Top stocks will crash soon

Uh-oh! Insiders of this pot stock are selling again

The marijuana industry is a fast-paced industry where if you turn your back for a moment, you could be without the next announcement, merger, or partnership. With annual worldwide sales of perhaps $ 50 billion to $ 75 billion over the next decade, it's no surprise that we expect a lot of buzz from investors about the pot industry.

However, it's also important to note that while there will be perfectly successful investments in marijuana stocks, there will also be a fair proportion of losers who fail to take their chances. The Canadian breeder Tilray is such a pot supply that at this point in time is not a Represents obstacle



After Tilray's IPO in mid-July, the share could hardly be stopped. With around 90% of its outstanding shares inaccessible due to the 180-day vesting period that expires on January 15, 2019, the company's low float has triggered a rally that pushed its share price up from a list price of $ 17 an intraday high of $ 300 in less than two months. For a brief moment, Tilray was worth Canopy Growth more than doubled and stood in proven business models like Hershey and American Airlines Group .

However, Tilray has fallen back to Earth since its peak in mid-September. Aside from a small handful of positives, like starting a $ 100 million joint venture with Anheuser-Busch InBev and the expansion of a global medical cannabis product distribution agreement with the Novartis -Generika-Drug subsidiary Sandoz, this was popular top stocks for one of the biggest downturns.

Tilray's house of cards crashes

Arguably one of the biggest problems for Tilray is that it lacks the production necessary to be a major player. It ended 2018 with around 850,000 square meters of built-up area in Canada and 250,000 square meters in European building construction. However, this can only be good enough for around 100,000 kilograms of peak annual yield, which isn't even a guarantee that Tilray is a top 10 producer among Canadian growers. Without sufficient capacity, Tilray may need to purchase cannabis from licensed manufacturers, reducing its gross margin.
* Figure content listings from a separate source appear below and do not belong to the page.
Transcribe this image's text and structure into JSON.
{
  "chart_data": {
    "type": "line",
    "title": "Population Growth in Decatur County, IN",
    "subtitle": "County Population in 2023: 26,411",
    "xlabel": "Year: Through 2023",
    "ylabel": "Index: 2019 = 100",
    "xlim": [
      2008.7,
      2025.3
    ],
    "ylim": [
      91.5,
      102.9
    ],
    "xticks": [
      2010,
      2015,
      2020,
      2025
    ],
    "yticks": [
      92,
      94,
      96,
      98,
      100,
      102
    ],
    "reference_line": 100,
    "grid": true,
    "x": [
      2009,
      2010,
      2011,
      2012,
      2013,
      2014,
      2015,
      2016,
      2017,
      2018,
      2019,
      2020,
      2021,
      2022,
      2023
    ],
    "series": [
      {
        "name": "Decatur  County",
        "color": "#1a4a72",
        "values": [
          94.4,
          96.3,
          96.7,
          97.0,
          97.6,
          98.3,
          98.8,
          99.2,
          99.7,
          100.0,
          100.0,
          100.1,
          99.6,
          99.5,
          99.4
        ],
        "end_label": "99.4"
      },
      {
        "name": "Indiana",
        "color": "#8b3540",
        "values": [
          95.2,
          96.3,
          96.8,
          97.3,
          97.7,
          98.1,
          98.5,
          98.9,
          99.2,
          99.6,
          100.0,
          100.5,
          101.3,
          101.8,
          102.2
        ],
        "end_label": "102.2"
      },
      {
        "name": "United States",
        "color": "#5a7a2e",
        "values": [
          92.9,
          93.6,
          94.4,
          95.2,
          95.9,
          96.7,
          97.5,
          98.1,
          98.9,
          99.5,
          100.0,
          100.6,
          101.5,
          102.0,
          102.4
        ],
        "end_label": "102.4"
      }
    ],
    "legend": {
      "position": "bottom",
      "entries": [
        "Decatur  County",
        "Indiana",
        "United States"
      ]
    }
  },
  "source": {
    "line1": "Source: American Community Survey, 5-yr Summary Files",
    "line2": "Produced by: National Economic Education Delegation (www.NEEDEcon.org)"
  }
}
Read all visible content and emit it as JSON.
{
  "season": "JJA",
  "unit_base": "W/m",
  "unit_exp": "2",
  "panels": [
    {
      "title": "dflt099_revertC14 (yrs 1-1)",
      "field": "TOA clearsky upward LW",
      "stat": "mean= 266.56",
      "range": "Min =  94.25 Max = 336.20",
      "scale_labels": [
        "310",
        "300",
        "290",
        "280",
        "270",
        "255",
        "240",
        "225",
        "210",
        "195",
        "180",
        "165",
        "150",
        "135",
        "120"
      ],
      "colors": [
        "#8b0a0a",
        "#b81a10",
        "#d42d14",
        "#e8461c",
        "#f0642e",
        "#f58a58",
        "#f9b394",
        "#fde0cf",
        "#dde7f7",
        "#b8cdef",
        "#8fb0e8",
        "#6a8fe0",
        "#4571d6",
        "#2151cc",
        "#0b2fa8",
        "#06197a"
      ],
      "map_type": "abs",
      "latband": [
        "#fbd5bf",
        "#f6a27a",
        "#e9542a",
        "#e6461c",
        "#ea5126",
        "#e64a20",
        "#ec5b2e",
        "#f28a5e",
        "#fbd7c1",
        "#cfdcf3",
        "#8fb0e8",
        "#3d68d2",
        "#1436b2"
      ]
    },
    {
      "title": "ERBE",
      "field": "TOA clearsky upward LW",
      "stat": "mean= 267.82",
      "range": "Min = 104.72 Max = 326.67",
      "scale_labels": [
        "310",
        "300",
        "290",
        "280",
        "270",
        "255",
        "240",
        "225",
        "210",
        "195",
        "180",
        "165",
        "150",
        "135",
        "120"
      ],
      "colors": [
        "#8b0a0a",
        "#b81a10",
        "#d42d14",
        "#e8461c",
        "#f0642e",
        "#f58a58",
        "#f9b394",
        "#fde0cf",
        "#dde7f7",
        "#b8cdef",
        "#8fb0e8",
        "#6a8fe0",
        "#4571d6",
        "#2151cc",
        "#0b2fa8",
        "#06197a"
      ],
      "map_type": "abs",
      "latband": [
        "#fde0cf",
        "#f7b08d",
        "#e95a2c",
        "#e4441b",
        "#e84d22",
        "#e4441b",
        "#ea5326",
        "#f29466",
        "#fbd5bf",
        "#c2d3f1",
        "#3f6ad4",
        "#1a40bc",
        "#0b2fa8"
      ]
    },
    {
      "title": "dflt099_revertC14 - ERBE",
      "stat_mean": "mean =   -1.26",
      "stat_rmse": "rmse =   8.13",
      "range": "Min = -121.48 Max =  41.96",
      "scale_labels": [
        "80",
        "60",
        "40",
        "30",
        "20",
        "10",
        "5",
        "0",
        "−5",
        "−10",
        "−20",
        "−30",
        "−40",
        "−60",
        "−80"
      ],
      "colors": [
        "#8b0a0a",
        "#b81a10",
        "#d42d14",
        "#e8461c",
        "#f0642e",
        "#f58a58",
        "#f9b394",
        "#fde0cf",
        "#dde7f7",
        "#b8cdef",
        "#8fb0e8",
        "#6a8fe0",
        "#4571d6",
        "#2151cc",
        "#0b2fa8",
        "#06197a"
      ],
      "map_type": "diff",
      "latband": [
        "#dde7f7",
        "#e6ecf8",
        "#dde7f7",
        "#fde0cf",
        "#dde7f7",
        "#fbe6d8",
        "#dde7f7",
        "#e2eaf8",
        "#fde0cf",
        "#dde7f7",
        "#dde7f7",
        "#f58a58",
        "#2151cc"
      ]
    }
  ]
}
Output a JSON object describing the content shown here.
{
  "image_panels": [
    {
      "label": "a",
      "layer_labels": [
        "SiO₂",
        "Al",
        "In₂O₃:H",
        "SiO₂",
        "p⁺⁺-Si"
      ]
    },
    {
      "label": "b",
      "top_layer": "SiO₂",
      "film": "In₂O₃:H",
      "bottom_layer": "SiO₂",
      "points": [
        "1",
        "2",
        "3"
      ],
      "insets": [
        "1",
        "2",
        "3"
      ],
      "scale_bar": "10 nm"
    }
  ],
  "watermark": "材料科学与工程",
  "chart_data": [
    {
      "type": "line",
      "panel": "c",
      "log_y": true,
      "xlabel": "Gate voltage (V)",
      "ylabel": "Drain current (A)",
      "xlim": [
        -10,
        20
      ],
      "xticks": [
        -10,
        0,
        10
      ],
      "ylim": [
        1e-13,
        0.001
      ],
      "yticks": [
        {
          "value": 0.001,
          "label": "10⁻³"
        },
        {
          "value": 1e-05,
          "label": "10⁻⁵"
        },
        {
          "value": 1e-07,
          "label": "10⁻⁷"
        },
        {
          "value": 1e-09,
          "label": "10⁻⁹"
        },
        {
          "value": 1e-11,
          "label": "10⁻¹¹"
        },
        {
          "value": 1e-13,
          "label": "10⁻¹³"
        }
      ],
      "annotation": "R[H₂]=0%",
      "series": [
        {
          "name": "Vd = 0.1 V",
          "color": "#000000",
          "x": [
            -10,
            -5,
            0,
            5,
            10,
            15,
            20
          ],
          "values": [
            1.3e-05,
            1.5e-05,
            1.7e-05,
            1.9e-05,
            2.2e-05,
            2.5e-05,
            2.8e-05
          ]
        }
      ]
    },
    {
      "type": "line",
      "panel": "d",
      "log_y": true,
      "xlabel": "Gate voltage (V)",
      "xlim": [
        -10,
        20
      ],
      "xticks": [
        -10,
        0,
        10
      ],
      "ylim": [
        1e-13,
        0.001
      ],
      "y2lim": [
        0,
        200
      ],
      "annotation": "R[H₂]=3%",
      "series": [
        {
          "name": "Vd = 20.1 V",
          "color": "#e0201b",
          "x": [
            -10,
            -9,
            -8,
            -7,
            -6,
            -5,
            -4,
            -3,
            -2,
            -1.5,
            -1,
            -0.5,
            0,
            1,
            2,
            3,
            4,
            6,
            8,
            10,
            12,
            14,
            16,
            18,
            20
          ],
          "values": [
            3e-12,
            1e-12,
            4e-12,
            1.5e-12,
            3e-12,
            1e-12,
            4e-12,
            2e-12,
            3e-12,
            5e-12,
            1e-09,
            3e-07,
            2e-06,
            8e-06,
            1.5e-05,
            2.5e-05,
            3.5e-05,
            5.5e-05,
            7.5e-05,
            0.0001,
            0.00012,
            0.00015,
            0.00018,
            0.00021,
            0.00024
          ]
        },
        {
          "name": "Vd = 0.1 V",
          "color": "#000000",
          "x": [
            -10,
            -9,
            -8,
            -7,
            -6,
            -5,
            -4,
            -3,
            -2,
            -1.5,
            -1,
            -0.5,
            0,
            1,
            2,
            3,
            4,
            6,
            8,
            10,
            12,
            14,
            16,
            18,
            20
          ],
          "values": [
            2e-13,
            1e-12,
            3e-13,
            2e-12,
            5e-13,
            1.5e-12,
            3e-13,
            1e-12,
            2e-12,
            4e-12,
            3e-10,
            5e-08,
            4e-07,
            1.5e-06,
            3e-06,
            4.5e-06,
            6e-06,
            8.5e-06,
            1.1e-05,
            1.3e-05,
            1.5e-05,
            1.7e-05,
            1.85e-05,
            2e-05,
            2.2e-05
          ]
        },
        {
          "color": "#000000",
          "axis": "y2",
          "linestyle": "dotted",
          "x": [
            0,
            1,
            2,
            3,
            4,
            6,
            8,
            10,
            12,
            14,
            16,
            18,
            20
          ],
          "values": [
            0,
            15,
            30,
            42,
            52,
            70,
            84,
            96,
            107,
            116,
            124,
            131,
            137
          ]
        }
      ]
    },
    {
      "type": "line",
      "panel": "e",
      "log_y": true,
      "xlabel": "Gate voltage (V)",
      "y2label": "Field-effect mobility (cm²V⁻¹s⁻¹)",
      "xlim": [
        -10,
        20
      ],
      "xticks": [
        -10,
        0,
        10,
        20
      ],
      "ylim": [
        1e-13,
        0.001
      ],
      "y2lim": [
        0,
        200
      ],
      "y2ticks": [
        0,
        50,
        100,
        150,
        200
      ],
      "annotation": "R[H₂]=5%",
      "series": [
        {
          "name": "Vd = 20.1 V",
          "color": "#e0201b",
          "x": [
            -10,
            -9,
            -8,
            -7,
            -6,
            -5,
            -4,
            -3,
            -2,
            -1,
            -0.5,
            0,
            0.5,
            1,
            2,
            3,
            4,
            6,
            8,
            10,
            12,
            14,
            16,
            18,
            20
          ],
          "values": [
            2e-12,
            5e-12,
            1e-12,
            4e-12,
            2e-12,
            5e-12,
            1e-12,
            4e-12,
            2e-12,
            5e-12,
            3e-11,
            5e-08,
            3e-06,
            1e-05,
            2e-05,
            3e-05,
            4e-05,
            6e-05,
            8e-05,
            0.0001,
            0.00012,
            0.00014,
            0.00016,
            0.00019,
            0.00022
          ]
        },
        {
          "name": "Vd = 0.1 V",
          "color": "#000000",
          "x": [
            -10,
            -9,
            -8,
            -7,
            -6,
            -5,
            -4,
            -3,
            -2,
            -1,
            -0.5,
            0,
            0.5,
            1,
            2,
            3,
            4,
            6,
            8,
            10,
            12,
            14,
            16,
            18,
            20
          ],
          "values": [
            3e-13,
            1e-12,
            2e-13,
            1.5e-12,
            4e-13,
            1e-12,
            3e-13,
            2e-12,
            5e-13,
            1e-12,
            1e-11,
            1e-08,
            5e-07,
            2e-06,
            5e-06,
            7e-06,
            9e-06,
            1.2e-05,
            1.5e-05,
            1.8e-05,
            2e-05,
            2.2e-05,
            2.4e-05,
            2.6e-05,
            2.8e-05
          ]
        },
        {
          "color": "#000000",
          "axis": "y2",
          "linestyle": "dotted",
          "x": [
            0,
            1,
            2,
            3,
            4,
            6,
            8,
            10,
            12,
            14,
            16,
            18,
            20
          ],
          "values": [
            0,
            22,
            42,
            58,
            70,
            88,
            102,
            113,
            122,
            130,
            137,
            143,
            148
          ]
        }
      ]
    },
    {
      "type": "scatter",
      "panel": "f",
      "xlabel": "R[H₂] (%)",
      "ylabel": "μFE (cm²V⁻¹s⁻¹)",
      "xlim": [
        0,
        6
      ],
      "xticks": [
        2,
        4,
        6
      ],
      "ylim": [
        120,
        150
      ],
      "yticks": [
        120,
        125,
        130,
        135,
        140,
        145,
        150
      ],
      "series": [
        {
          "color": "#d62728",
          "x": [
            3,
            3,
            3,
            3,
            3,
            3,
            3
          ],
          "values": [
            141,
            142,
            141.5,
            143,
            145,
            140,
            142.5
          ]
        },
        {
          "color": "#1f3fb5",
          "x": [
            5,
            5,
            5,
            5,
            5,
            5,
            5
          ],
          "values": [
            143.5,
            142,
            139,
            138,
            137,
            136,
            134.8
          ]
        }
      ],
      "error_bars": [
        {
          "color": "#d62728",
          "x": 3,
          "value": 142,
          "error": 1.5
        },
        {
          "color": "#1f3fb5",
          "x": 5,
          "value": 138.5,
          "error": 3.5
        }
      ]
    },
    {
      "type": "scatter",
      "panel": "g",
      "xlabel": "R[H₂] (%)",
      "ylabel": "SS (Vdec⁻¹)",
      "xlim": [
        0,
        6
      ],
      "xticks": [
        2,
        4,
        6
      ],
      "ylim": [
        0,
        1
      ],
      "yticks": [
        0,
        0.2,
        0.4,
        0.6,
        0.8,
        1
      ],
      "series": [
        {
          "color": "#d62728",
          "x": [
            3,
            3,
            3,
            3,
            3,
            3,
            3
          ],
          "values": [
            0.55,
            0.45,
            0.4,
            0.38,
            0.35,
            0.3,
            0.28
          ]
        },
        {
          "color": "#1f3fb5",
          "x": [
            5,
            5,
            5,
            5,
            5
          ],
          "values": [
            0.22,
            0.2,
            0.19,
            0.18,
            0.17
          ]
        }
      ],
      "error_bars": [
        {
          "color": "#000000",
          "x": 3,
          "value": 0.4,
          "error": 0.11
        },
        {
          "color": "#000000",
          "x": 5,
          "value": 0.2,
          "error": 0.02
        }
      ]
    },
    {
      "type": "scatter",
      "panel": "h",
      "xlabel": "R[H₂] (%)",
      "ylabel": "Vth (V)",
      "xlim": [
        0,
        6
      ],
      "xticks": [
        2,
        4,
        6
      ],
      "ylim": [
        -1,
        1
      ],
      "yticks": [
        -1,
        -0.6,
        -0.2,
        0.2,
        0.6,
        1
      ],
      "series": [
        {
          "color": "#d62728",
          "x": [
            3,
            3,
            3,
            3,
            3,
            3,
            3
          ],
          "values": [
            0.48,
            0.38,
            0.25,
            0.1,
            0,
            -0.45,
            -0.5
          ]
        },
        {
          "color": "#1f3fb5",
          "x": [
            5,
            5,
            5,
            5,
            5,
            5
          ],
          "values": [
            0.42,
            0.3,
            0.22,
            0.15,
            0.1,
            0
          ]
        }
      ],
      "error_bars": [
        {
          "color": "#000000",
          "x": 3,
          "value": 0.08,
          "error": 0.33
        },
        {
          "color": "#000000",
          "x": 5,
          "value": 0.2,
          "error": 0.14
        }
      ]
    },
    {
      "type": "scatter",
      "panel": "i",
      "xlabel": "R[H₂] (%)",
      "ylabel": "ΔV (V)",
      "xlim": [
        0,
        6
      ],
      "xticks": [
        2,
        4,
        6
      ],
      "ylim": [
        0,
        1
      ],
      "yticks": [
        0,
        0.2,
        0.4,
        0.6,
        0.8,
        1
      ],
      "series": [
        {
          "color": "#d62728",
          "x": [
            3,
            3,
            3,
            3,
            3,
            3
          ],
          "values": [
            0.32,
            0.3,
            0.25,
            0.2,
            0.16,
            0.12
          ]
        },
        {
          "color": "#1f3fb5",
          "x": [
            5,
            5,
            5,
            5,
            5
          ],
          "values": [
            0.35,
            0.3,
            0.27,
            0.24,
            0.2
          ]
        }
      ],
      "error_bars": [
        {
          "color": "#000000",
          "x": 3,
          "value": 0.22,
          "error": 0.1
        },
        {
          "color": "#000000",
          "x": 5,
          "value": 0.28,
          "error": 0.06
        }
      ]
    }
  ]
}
Speaking of margins, the bottom line of the company is another problem. With Tilray not producing much cannabis right now, and its annual peak performance nothing special for a company with a $ 5.5 billion market cap, losses are likely for 2019 and 2020. Essentially, Tilray is at the bottom of the field among growers for projected profitability.

This is also a company that is completely changing its strategy. Tilray worked in the Canadian space and had fourth quarter operating income and a conference call with analysts.

Downplaying the company's path in Canada, CEO Brendan Kennedy, noting that most of its domestic assets are overpriced, instead announced the company's new focus on the US hemp market and the medical marijuana industry in Europe. While these are potentially bigger markets than the Canadian weed industry - especially if the US legalizes cannabis at the federal level and Tilray already has hemp processing infrastructure in place - a significant shift in business strategy that will add even more question marks to bottom line.

Now we can add one more concern: insider selling.

Tilray's top executives called again

For those who may not remember, Tilray's insiders sold their shares shortly after the lock-up period ended. On January 24, 2019, we learned that CEO Brendan Kennedy sold nearly 150,000 shares and Chief Revenue Officer Woody Pastroius sold nearly 20,600 shares, for a total of $ 12.6 million between the two insiders.

There was nothing wrong with this sale, of course. Rather, the sale was tied to restricted stock units that Kennedy and Pastorius had transferred and sold on their behalf to cover IRS withholding taxes. In general, executives selling some of their inventory to cover their tax bills are not uncommon in terms of tax time.

However, the beginning of the second quarter brought a new round of sales for Kennedy and Pastorius. According to filings recently filed with the Securities and Exchange Commission, Kennedy sold just over 106,100 shares of Tilray on April 1 and 2 at an average price of $ 63.44 for total proceeds of $ 6.7 million. Meanwhile, on April 1 and April 2, Pastorius sold just over 46,500 shares for about $ 3 million.

According to the notifications, these sales were made under 10b5-1 trading plans that automatically execute purchases and sales when certain conditions (volume or price) are met. In other words, these sales are not necessarily a vote of no confidence by Kennedy and Pastorius, but rather certain predetermined factors.

Even so, these are two separate sales events over a period of 2.5 months.

Equally worrying is the fact that private equity firm Privateer Holdings owns nearly 80% of Tilray's common stock. Ordinarily, such a large shareholder would be a good thing. It only seems logical, however, that Privateer is looking to capture some of his post-market gains in the second half of this year. How Privateer will reduce his stake in Tilray without completely crushing the company's share price is an answer I don't have.

In sum, from an investment perspective, Tilray is becoming less and less attractive every day.